- Born: Nicholas Anthony Ascioti May 30, 1974 (age 51) Syracuse, New York, United States
- Origin: United States
- Genres: Contemporary classical, Choral, Chamber
- Occupations: Composer, Conductor
- Years active: 1990s–present
- Labels: Albany Records, Parma Recordings, Navona Records

= Nicholas Anthony Ascioti =

American composer (born 1974)

Nicholas Anthony Ascioti (born May 30, 1974) is an American composer.

== Biography ==
Nicholas Anthony Ascioti was born in Syracuse, New York, on May 30, 1974. He attended the College of St. Rose in Albany, New York, where he graduated in Composition and Conducting. Since then, the College of Saint Rose has performed his music and sponsored an entire evening of his works. He earned his Master of Fine Arts degree in Composition, from Bennington College in Vermont. Many of his works, such as Credo (song cycle for voice and guitar), Four Memories (for piano and chamber orchestra) and String Quartet no. 2 have received premiere performances at Bennington College.

In October 2006 Ascioti released his debut CD, Creation's Voice, on the Albany Records label. Ascioti has received commissions from conductor David Allen Miller, of the Albany Symphony Orchestra, the Society for New Music and the Schoharie Concert Band. Nicholas focuses on chamber music, song cycles, and choral works. His piano music has received performances throughout the United States and Canada by Justin Kolb. His chamber works have been performed by sopranos Eileen Strempel & Nancy Loesch, tenor Alex Diaz, pianists Sylvie Beaudette and Amy Dissanayake, guitarist Christopher Ladd, and internationally recognized organists Maria Helena and Stephen Tharp.

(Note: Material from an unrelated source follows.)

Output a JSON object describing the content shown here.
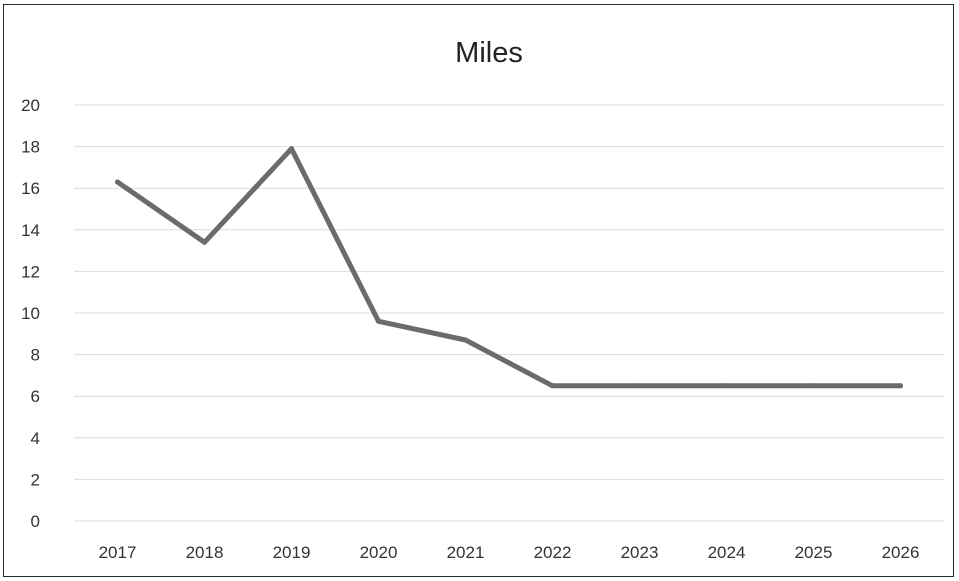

Ensembles include the Hyperion String Quartet, Adirondack Saxophone Quartet, Musicians of Ma'awlyck, Arcadia Brass Ensemble, The College of St. Rose Chamber Singers (under the direction of Robert Sheehan), The Bennington Contemporary Ensemble, and the Society for New Music. Nicholas has been a guest and his music is frequently heard on the Fresh Ink radio program on WCNY-FM. Nicholas was a composer-in-residence with the Society for New Music in Syracuse, where he participated in the "Composer in the Schools Program". As a conductor, Nicholas focuses on performances of the 20th century choral repertoire and as a concert promoter he oversees the Concert Series at St. Jude the Apostle Church. Nicholas currently lives in West Sand Lake, NY with his wife Emily and daughters Melody and Noelle. He serves as the Director of Music at St. Jude the Apostle Church and the St. Jude the Apostle School.

==Reviews==
Released on March 26, 2013 by Parma Recordings, Moto Perpetuo features Ascioti's Adirondack Meditations among the selections for cello.

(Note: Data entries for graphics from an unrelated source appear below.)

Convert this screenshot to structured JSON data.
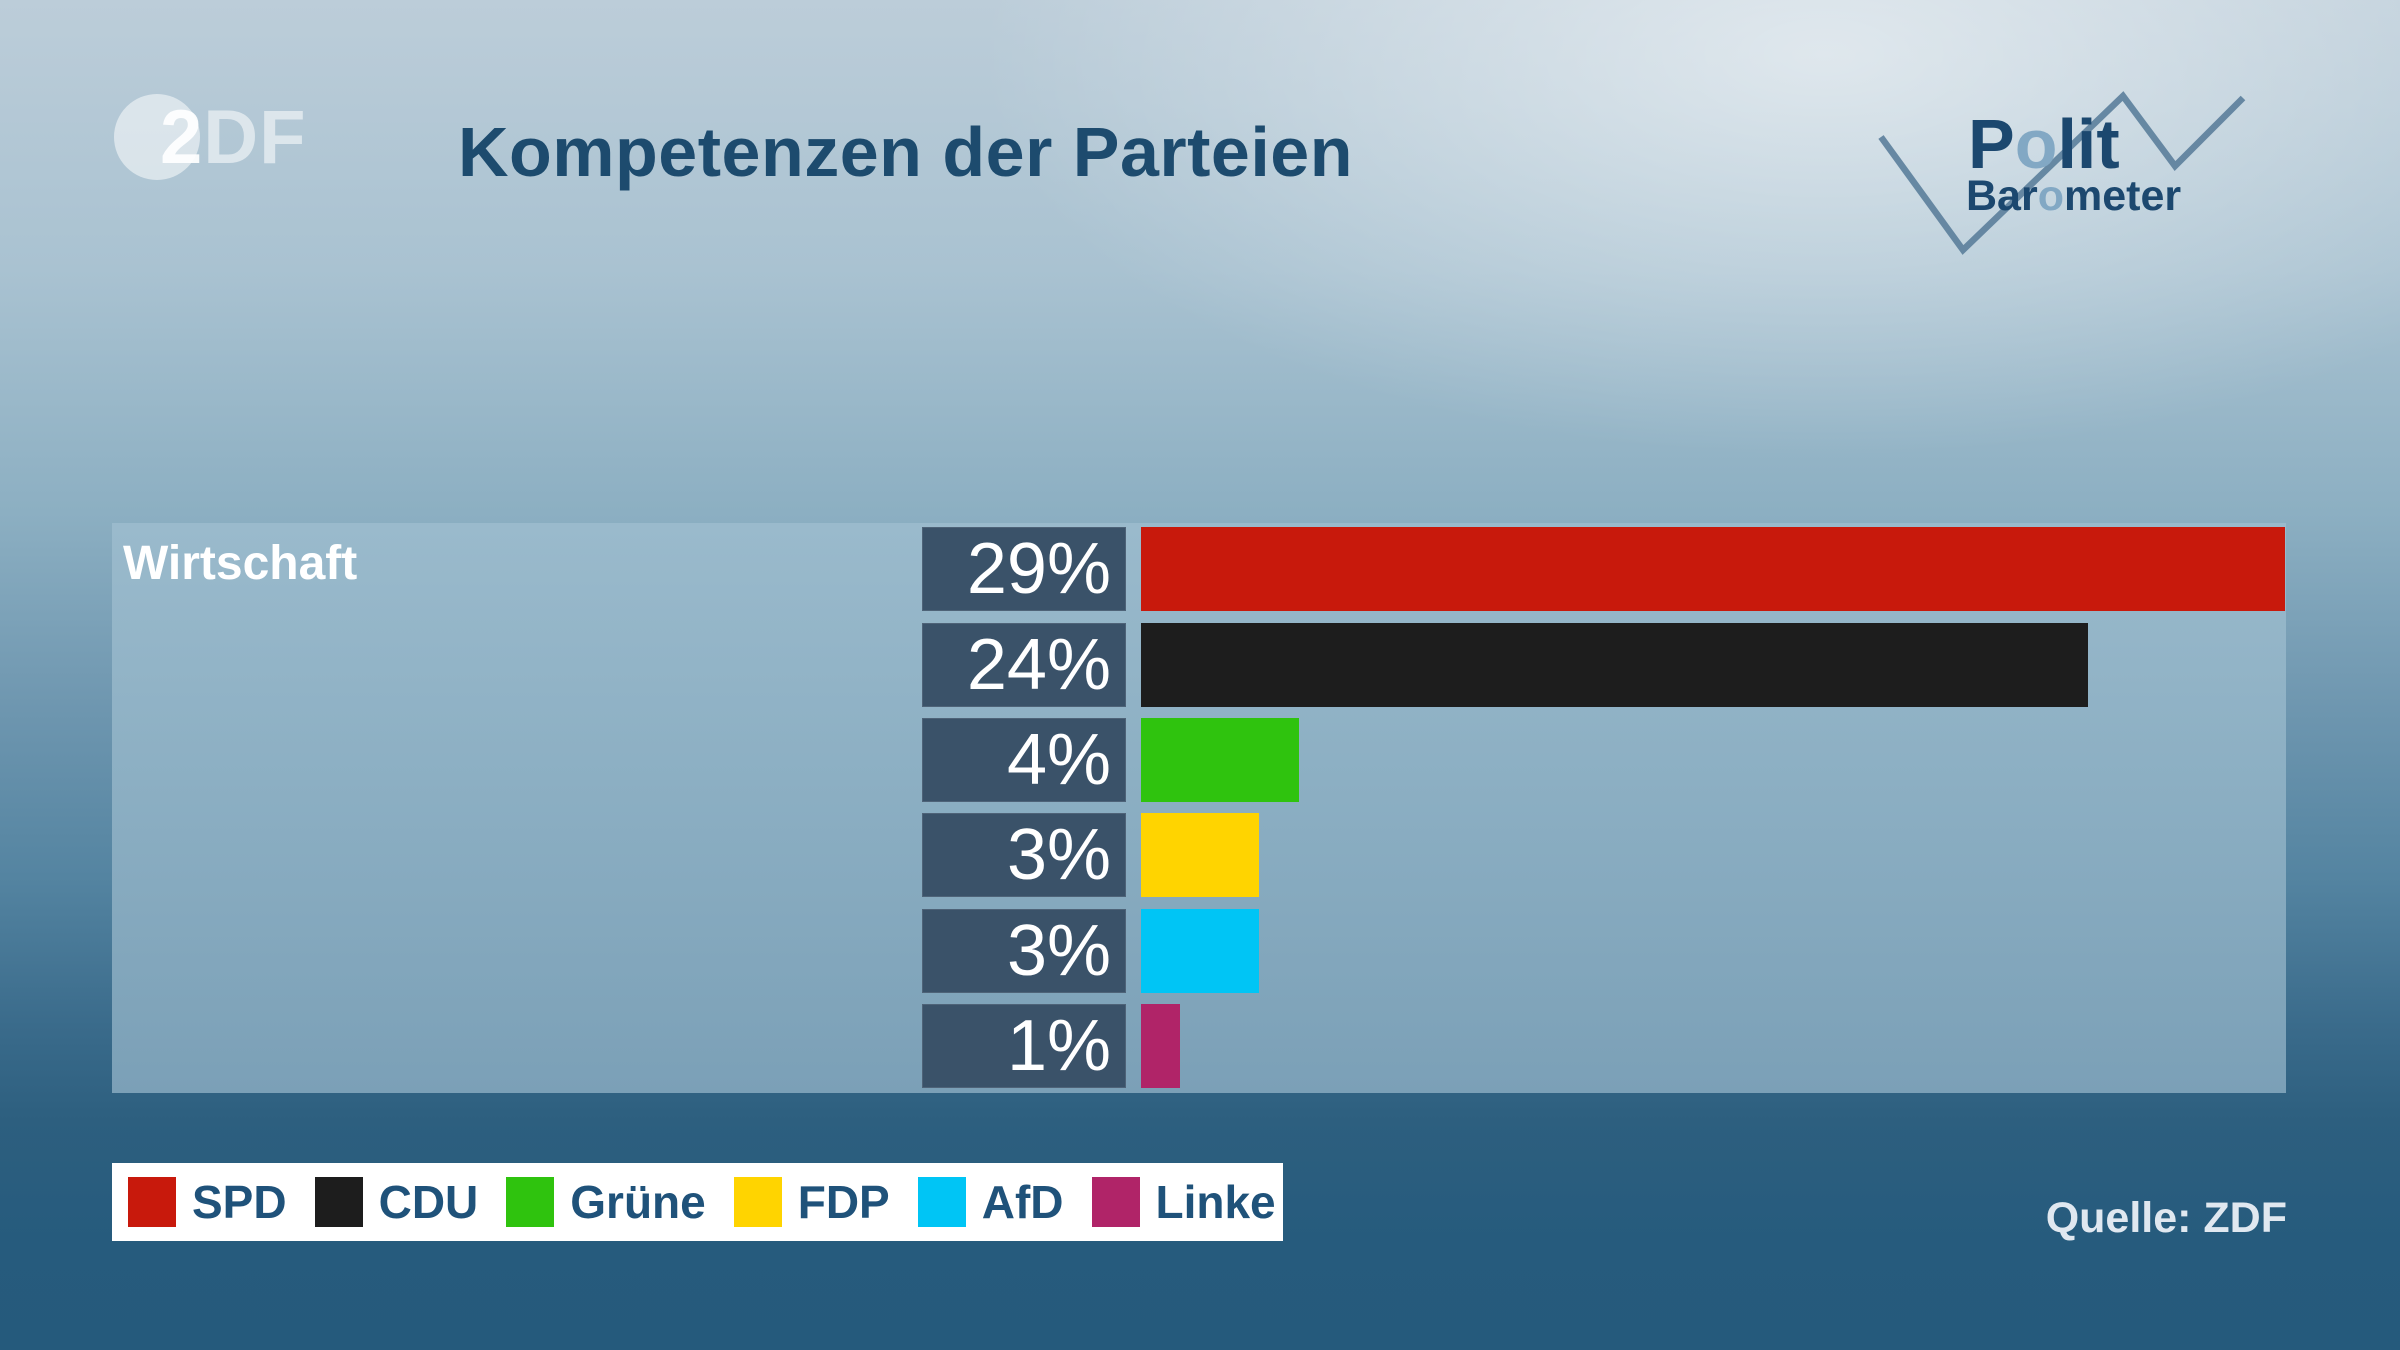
{
  "header": {
    "title": "Kompetenzen der Parteien",
    "zdf_logo": {
      "two": "2",
      "df": "DF"
    },
    "polit_logo": {
      "polit_p": "P",
      "polit_o": "o",
      "polit_rest": "lit",
      "baro_pre": "Bar",
      "baro_o": "o",
      "baro_rest": "meter"
    }
  },
  "chart_data": {
    "type": "bar",
    "orientation": "horizontal",
    "title": "Kompetenzen der Parteien",
    "group_label": "Wirtschaft",
    "categories": [
      "SPD",
      "CDU",
      "Grüne",
      "FDP",
      "AfD",
      "Linke"
    ],
    "values": [
      29,
      24,
      4,
      3,
      3,
      1
    ],
    "value_labels": [
      "29%",
      "24%",
      "4%",
      "3%",
      "3%",
      "1%"
    ],
    "colors": [
      "#c8190c",
      "#1d1d1d",
      "#2fc30e",
      "#ffd400",
      "#00c5f5",
      "#b02468"
    ],
    "unit": "%",
    "xlim": [
      0,
      29
    ],
    "grid": false,
    "legend_position": "bottom-left"
  },
  "footer": {
    "source": "Quelle: ZDF"
  }
}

Rory Cooper, a spokesperson for Parma, said that Ascioti's "... piece was selected for the Moto Perpetuo project because the music highlights the full expressive and functional range of the cello as instrument. The music oscillates from energetic, to violent, from lighthearted to introspective, with the cello working at times as a lead voice or a willing accompanist to the violin and piano. The goal of this project was to present a program that shows the listener the versatility of the cello in contemporary composition. 'Adirondack Meditations' was a perfect fit."

In late 2015, Moto Continuo, released under the Navona imprint, was reviewed by David W. Moore for the American Record Guide, where Ascioti's Adirondack Tableau was described as being "in an entertainingly light mood".

==Creation's Voice==
Ascioti's debut CD Creation's Voice was released in 2006 on the Albany Records Label. This CD features five song cycles Nicholas composed between 1999 and 2005. Credo (1999) is a set of prayers composed for tenor and guitar, Natural Questions (2004) has a text written by Richard Hibbert composed for soprano, flute, and piano, One Child's Life (2004) also has a text by Hibbert was composed for tenor and cello, Music of the Spheres (2005) again a text by Hibbert is composed for tenor, oboe, and harp, and Four Settings of Margaret Atwood is a set of songs composed for soprano and piano with a text by Canadian poet Margaret Atwood. Musicians on the CD include: Eileen Strempel, soprano, Mark Lawrence, tenor, Kenneth Myer, guitar, Christopher Dranchek, flute, Patricia DeAngelis, piano, George Macero, cello, John Lathwell, oboe, Karlinda Caldicott, harp, and Sylvie Beaudette, piano.